CD Review: Dortmund Variations, Evan Parker & Georg Graewe

©Laurence Svirchev

editDormund Variations Parker-Graewe

Dortmund Variations is a recording of a 2010 improvised concert between Evan Parker and Georg Graewe in Dortmund, Germany. In three spontaneous compositions, simply titled Dortmund Variation 1, II, and III, Parker and Graewe’s music-making is a series of immaculately-conceived preternatural confluences. Their communication at a level as if they had been duet partners for as long as, say, the Modern Jazz or the Dave Brubeck Quartets in their heydays. Parker and Graewe have indeed played together over the course of 20 years but as Bill Shoemaker points out in his liner notes this is only their third encounter, which only serves to highlight their extrasensory perception as musicians.

 The  speed at which ideas pass between between Parker and Graewe might be likened to neurotransmission, seemingly instantaneous and as autonomic as the beat of the heart. To lift just one finger and let it descend on a designated piano key with requisite strength to get the ordained sound requires millions of nearly instantaneous electro-pulses. Giving  the breath, in coordination with the life function of inhaling oxygen, that vibrates the reed within the context of a given constriction of the throat and a decided shape of the oral cavity, and in conjuncture with pressing just one key on the saxophone, requires a similar amount of energy passing from the brain along the neural pathways to the musculature.

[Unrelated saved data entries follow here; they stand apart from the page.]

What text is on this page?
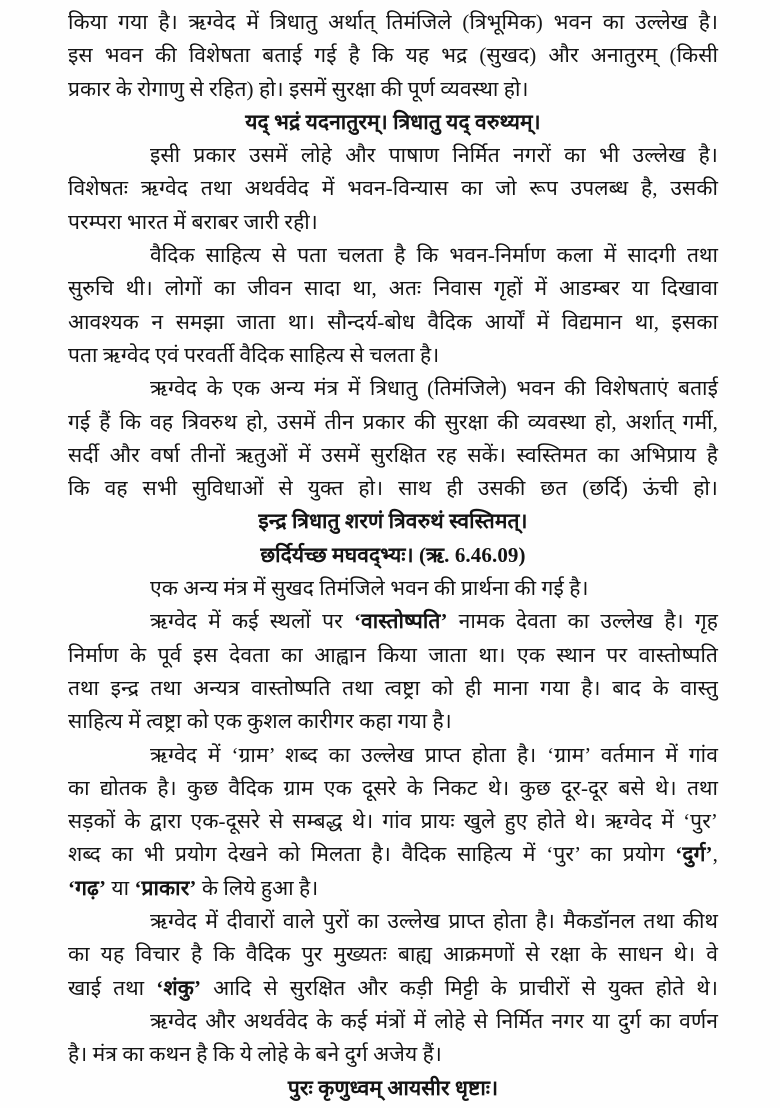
किया गया है। ऋग्वेद में त्रिधातु अर्थात् तिमंजिले (त्रिभूमिक) भवन का उल्लेख है।
इस भवन की विशेषता बताई गई है कि यह भद्र (सुखद) और अनातुरम् (किसी
प्रकार के रोगाणु से रहित) हो। इसमें सुरक्षा की पूर्ण व्यवस्था हो।
यद् भद्रं यदनातुरम्। त्रिधातु यद् वरुथ्यम्।
इसी प्रकार उसमें लोहे और पाषाण निर्मित नगरों का भी उल्लेख है।
विशेषतः ऋग्वेद तथा अथर्ववेद में भवन-विन्यास का जो रूप उपलब्ध है, उसकी
परम्परा भारत में बराबर जारी रही।
वैदिक साहित्य से पता चलता है कि भवन-निर्माण कला में सादगी तथा
सुरुचि थी। लोगों का जीवन सादा था, अतः निवास गृहों में आडम्बर या दिखावा
आवश्यक न समझा जाता था। सौन्दर्य-बोध वैदिक आर्यों में विद्यमान था, इसका
पता ऋग्वेद एवं परवर्ती वैदिक साहित्य से चलता है।
ऋग्वेद के एक अन्य मंत्र में त्रिधातु (तिमंजिले) भवन की विशेषताएं बताई
गई हैं कि वह त्रिवरुथ हो, उसमें तीन प्रकार की सुरक्षा की व्यवस्था हो, अर्शात् गर्मी,
सर्दी और वर्षा तीनों ऋतुओं में उसमें सुरक्षित रह सकें। स्वस्तिमत का अभिप्राय है
कि वह सभी सुविधाओं से युक्त हो। साथ ही उसकी छत (छर्दि) ऊंची हो।
इन्द्र त्रिधातु शरणं त्रिवरुथं स्वस्तिमत्।
छर्दिर्यच्छ मघवद्भ्यः। (ऋ. 6.46.09)
एक अन्य मंत्र में सुखद तिमंजिले भवन की प्रार्थना की गई है।
ऋग्वेद में कई स्थलों पर ‘वास्तोष्पति’ नामक देवता का उल्लेख है। गृह
निर्माण के पूर्व इस देवता का आह्वान किया जाता था। एक स्थान पर वास्तोष्पति
तथा इन्द्र तथा अन्यत्र वास्तोष्पति तथा त्वष्ट्रा को ही माना गया है। बाद के वास्तु
साहित्य में त्वष्ट्रा को एक कुशल कारीगर कहा गया है।
ऋग्वेद में ‘ग्राम’ शब्द का उल्लेख प्राप्त होता है। ‘ग्राम’ वर्तमान में गांव
का द्योतक है। कुछ वैदिक ग्राम एक दूसरे के निकट थे। कुछ दूर-दूर बसे थे। तथा
सड़कों के द्वारा एक-दूसरे से सम्बद्ध थे। गांव प्रायः खुले हुए होते थे। ऋग्वेद में ‘पुर’
शब्द का भी प्रयोग देखने को मिलता है। वैदिक साहित्य में ‘पुर’ का प्रयोग ‘दुर्ग’,
‘गढ़’ या ‘प्राकार’ के लिये हुआ है।
ऋग्वेद में दीवारों वाले पुरों का उल्लेख प्राप्त होता है। मैकडॉनल तथा कीथ
का यह विचार है कि वैदिक पुर मुख्यतः बाह्य आक्रमणों से रक्षा के साधन थे। वे
खाई तथा ‘शंकु’ आदि से सुरक्षित और कड़ी मिट्टी के प्राचीरों से युक्त होते थे।
ऋग्वेद और अथर्ववेद के कई मंत्रों में लोहे से निर्मित नगर या दुर्ग का वर्णन
है। मंत्र का कथन है कि ये लोहे के बने दुर्ग अजेय हैं।
पुरः कृणुध्वम् आयसीर धृष्टाः।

Autonomic should not be confused with automatic, for the individual artistry and the collective action of these musicians is based on extemporaneity. I don’t detect any tail wagging a dog, meaning one musician breaks into another cadence, or suddenly decelerates leaving the other to decide where to go with the new idea. Any changes in momentum, shape and color happen as if charted, certainly not the case unless one considers the contradictory idea of two different organisms each going their own way while creating a united structure of music.

The recording accurately captures the sonic signatures Evan Parker and Georg Graewe. On initial listening I found the CD to be psycho-acoustically off-balance: the saxophone plays as if it were recorded as playing between the piano microphones. This is partially true, Evan Parker’s playing position being close to the curvature of the frame. Perhaps this setup enhances the feeling that two three-dimensional organisms were playing in concomitance. How the recorded sound was organized drifted into obscurity with concentration on this sterling example of contemporary music-making.